Sunday, May 1, 2011

Nineteen Minutes Entry 4: "In nineteen minutes, you can stop the world, or you can just jump off it."

    Peter's town blames him for the deaths of innocent students and for tearing their town apart. And without the knowledge behind Peter's attack, it would make sense as to why they would believe that. However, there is a story behind Peter's violent attack, further proving why it is so incredibly important for people to be educated about bullying and what takes place in schools. Because after being educated and informed about Peter's side of the story, we should also be blaming other students--even some dead ones--for causing this destuction.
    In nineteen minutes, Peter may have shot eighteen people at his school and killed ten of them. But at the same time, it may have only took nineteen minutes for the 'popular kids' to bully Peter and cause him to face the mental problems that led him to the shooting. It may have only taken nineteen minutes to leave him feeling humiliated, unloved, and unwanted. It may have only taken nineteen minutes of bullying to cause Peter to believe that if he did not stand up for himself by fighting back and killing his bullies, he would die.

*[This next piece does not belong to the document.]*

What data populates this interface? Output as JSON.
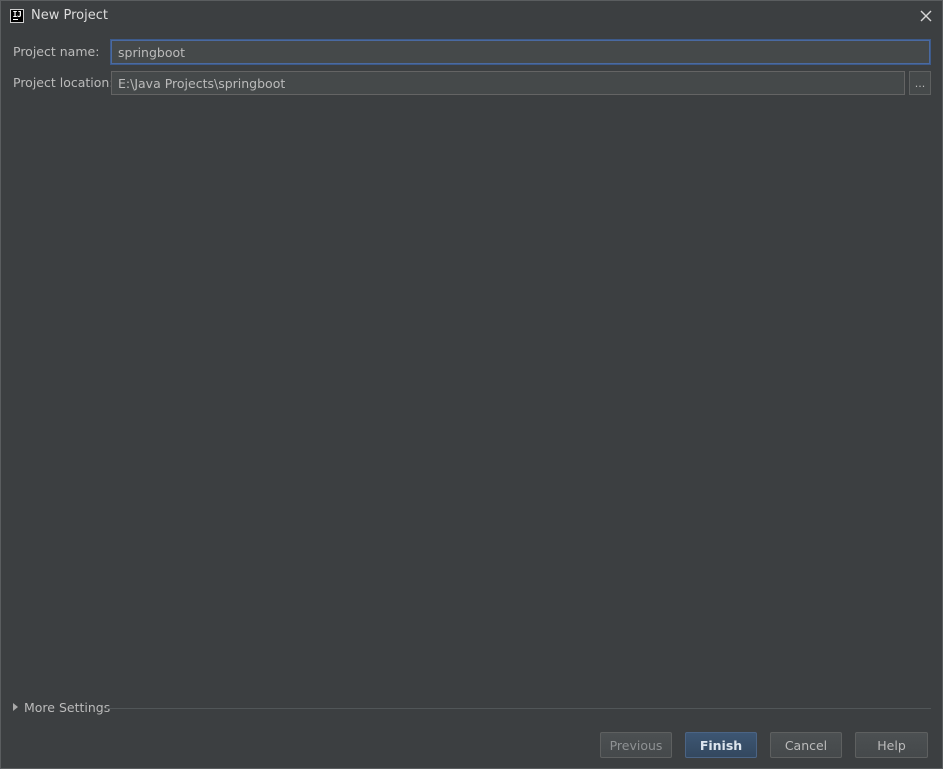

   One point of view this story is told from is Josie's. She was a childhood friend of Peter's, but as they grew up she began to follow along with the popular crowd. Although she secretly cared about Peter and wanted to be friends with him, she recognized that doing so would jepordize her position with the popular crowd. The world of popularity is a vicious one. As Josie's boyfriend Matt tells her, "Because if there isn't a them, there can't be an us" (219). These students that have bullied Peter throughout his life don't bully him because he has ever caused any pain to them. They do it because they need to bring other people down to feel better about themselves. They bully others so that they can be placed on a higher social standing.
    What will we do to stay on top? What I found most upsetting about this situation, was that Josie knew that what she was doing was wrong. She had such a strong desire to stand by Peter and stop the bullying that her friends were causing. But she was so focused on staying 'popular' that she was willing to stay friends with people that she didn't even like and people who didn't truly care about her, like Peter did. Josie turned into a person she wasn't in order to be popular. She no longer acted as herself and placed popularity above her true feelings and real friendships. At one point she is talking to Peter in private and he asks her why she acts the way she does towards him, if she doesn't hate him. Josie responds, "I have to act the way people expect me to act. It's part of the whole...thing" (239). Josie feels a pressure to be someone she isn't in order to remain on top of the social circle. In turn, it causes her to turn her back on someone who means a lot to her.
    This story shows us that popularity is often a major cause of bullying. Students feel as if they need to have some sort of power in order to be popular. They bring others down so that they can bring themselves up. And the bystanders are just as bad. Students, even the unpopular ones, are afraid to stand up and say "stop, that's wrong," out of fear that then they will become someone like Peter. As humans, we have a constant desire to feel accepted, even by people we don't know or care about. Nineteen Minutes demonstrates that students feel that in order to feel accepted, they must become a person they aren't.